Спрашивая это, я уже почти наверняка знал, что речь шла именно о домогательствах к нему со стороны родителей. Что его чудовища и ужасы были именно такими домогательствами, и что именно из-за них он еще в детстве решил покончить с собой. Я видел его, униженного и раздавленного, лежащего, на мокром кафеле душевой, и обнимающего мои ноги, как будто я был господином, а он моим жалким рабом. Я знал, что мне надо остановиться, и не допрашивать его больше. Мне надо было дать ему спокойно перерезать себе вены, сказав на прощание пару одобряющих слов, и даже подержав в своей руке его руку, пока она совсем не станет холодной и мертвой. Но я был зол на него за то, что сам чуть не стал самоубийцей, что поддался на его уговоры, и спустился вместе с ним в этот вонючий подвал. Что лишь мгновение отделяло меня от того, чтобы полоснуть бритвой по своим собственным венам, а потом смотреть, как из них брызжет моя горячая алая кровь. И поэтому я продолжал допрашивать его дальше, чувствуя, что это доставляет мне неизъяснимое удовольствие.
– Вы правда хотите об этом узнать? – жалобно спросил он у меня.
– Да, да, – закричал я на всю дешевую, – я хочу узнать именно это! Отвечайте немедленно: вас домогались в детстве родители?
– Домогались, – тихо ответил он, – и я не мог противиться этому, потому что любил их, и был во всем покорен их воле.
– А кто больше домогался: отец, или мать?
– Отец, – прошептал он еле слышно, – но мать тоже принимала в этом участие.
– И вы испытывали при этом ужас и отвращение?
– Я ничего не испытывал, кроме любви, поскольку они были моими родителями.
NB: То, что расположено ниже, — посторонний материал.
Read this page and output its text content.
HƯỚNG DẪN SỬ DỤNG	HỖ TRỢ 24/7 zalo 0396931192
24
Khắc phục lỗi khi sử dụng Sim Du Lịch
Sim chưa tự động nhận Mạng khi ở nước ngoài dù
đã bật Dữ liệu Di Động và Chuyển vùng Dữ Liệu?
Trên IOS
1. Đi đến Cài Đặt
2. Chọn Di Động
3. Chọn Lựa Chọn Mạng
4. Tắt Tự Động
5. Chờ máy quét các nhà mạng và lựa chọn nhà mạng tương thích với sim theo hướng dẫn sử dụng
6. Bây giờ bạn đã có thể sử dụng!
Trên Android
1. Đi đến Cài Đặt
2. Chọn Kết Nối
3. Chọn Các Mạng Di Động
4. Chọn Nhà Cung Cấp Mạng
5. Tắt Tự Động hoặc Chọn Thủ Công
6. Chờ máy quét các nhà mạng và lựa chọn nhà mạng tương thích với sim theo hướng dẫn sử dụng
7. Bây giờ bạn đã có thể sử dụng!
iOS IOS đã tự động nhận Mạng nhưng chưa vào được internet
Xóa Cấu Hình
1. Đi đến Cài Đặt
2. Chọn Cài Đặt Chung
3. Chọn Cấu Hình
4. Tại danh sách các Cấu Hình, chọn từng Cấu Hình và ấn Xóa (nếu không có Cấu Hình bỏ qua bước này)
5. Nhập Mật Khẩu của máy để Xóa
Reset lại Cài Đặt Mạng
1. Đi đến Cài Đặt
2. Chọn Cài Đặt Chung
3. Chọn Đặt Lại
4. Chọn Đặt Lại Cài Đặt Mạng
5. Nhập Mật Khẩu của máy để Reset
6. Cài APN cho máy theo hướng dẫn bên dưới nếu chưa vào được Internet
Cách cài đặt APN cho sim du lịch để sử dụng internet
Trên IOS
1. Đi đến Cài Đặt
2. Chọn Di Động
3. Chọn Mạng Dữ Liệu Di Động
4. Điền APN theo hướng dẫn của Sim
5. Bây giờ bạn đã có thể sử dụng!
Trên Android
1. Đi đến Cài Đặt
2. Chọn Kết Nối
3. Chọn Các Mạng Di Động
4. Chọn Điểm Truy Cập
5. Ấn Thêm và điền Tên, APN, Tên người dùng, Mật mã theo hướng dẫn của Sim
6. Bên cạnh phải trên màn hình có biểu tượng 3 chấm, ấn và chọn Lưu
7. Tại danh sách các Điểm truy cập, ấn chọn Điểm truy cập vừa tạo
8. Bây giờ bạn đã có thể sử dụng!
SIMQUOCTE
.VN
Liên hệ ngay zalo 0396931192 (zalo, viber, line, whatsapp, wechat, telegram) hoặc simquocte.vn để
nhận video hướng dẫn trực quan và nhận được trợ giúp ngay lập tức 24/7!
Но умоляю вас, во имя всего святого, не задавайте больше вопросов, а лучше зарежьте меня этой бритвой, которая сейчас находится в ваших руках. Зарежьте, пожалейте меня, окажите мне эту последнюю услугу!
– Зарезать вас этой бритвой, оказав вам тем самым последнюю милость? – громогласно захохотал я на всю душевую. – Нет, милый мой, такой милости вы от меня не дождетесь. Знайте же, что вы самый жалкий и ничтожный из всех людей, каких я когда-либо видел, кроме, возможно, меня самого. Что я сам долгие годы считал себя самым жалким и ничтожным человеком земли, а теперь оказалось, что я не один такой живу на земле. Что нас теперь двое, и вы ничем не отличаетесь от меня. Поэтому зарезать вас означает зарезать себя самого, а я этого не хочу, потому что мое время еще не пришло. Режьте, если хотите, себе сами, а я этого делать не буду. Я не окажу вам этой последней милости, потому что не хочу оказывать ее самому себе. Прощайте, надеюсь, что больше с вами не увидимся, и что у вас хватит смелости в одиночестве покончить с собой!
После этого я, брезгливо отсоединив его руки, которыми он за меня хватался, бросил на пол бритву, и, повернувшись, вышел из душевой. Я был совершенно уверен, что у него не хватит духу после всего сказанного покончить с собой. Вернувшись к себе в комнату, я первым делом сжег свою предсмертную записку, а его собственную спрятал к нему под матрац. Он вернулся через час, бледный, измученный и заплаканный, старательно отворачивая голову, чтобы не встречаться со мной глазами. Бритвы при нем не было. Мы оба молчали, но молчание это было тягостное, и если бы не вернувшийся со свидания Леонид, я бы от тяжести этого молчания набросился на него, и избил до потери сознания.